Recent advancements in the treatment of GNE myopathy have focused on sialic acid supplementation. Satoru Noguchi et al. revealed supplementation with ManNAc, NeuAc, or sialyllactose could significantly mitigate skeletal muscle atrophy, preserve motor function, and prevent myofiber degeneration in mouse models of GNE myopathy [31]. In a subsequent study, the team observed that 6’-sialyllactose exhibited a dose-dependent response. The high-dose group showed greater efficacy in improving motor function, muscle strength, and skeletal muscle pathology in mouse models [32]. These experiments have validated the treatability of GNE myopathy and indicated that administering high doses of sialic acid to enhance the sialylation of skeletal muscles constitutes an effective therapeutic approach for this condition. Clinical trials conducted with Japanese patients have shown that oral aceneuramic acid can maintain or delay the degeneration of muscle strength in GNE myopathy patients, showing both therapeutic efficacy and acceptable safety profiles [33]. After conducting extensive research, Japan approved an extended-release formulation of aceneuramic acid in March 2024 for the treatment of GNE myopathy [34]. The clinical implementation of sialic acid supplementation therapy has markedly increased the significance of screening for GNE myopathy.

This study presents several limitations.

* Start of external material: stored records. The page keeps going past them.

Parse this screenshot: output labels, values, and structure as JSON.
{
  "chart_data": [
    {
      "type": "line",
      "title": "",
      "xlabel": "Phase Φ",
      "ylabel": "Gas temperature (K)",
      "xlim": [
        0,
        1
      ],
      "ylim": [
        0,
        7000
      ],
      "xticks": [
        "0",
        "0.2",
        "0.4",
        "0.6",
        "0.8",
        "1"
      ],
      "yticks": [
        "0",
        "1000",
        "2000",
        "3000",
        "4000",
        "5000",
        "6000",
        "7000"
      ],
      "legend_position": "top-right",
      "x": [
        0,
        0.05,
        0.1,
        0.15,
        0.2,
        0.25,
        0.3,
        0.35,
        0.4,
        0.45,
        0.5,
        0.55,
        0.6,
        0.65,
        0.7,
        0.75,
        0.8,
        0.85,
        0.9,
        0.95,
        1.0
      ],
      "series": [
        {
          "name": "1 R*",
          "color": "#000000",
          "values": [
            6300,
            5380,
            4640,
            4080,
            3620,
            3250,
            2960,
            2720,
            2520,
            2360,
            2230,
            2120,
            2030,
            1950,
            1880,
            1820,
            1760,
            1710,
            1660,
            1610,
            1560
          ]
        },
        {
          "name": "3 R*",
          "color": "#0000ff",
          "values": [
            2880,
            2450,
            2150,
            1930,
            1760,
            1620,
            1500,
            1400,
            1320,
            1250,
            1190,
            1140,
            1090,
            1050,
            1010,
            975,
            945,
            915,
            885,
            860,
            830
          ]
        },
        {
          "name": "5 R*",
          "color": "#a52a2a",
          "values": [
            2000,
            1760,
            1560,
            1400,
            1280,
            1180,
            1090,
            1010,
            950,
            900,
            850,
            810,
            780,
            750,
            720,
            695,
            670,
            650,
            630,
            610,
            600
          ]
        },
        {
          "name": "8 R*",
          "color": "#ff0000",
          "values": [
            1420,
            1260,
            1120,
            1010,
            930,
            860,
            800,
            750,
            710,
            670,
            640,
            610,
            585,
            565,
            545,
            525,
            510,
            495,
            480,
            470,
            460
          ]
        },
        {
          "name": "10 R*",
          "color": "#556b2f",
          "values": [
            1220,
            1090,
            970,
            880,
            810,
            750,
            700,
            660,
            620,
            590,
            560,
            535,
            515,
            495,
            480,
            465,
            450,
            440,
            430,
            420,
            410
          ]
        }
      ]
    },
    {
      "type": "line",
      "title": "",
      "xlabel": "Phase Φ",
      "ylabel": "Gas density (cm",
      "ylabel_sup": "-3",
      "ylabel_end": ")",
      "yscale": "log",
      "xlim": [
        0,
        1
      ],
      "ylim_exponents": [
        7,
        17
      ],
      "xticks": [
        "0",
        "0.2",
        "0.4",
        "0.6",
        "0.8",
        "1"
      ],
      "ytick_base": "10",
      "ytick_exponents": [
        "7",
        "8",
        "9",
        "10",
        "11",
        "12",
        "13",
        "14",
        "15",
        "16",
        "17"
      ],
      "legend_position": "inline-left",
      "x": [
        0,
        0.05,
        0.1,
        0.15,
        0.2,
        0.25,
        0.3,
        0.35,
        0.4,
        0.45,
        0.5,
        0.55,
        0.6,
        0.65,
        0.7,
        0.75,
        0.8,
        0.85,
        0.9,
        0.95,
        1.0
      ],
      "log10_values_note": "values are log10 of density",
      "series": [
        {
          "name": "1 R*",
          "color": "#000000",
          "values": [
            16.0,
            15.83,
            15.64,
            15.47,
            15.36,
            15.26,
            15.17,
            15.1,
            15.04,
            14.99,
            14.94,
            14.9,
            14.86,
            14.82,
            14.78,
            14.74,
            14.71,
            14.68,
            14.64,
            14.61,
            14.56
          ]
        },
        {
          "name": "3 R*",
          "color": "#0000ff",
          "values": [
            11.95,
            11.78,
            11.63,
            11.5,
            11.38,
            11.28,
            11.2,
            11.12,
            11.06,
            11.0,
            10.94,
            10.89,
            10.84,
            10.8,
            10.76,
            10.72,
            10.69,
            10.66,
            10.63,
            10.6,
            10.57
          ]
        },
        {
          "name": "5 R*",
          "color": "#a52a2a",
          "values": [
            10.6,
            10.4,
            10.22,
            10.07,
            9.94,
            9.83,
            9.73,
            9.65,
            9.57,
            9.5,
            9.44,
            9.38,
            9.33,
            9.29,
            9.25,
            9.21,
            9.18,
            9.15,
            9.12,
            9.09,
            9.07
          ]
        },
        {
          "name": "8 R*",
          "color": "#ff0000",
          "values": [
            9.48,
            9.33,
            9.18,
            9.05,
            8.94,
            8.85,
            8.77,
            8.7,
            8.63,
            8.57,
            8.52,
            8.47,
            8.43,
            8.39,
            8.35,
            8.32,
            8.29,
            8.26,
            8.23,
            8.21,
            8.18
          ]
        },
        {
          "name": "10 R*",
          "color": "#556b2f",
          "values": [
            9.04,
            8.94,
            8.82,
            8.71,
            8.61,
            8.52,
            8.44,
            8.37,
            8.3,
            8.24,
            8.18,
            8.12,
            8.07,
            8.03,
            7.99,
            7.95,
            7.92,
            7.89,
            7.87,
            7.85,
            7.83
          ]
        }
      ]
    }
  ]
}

Firstly, despite GNE myopathy being a rare condition, the cohort size is relatively small, potentially restricting the generalizability of the results. Secondly, due to its cross-sectional design, this study does not include longitudinal follow-up data on disease progression. Thirdly, pedigree verification was not performed for five patients (Patient 1, 2, 4, 5, and 6), and consequently, the compound-heterozygous status of the variants in these individuals remains unconfirmed.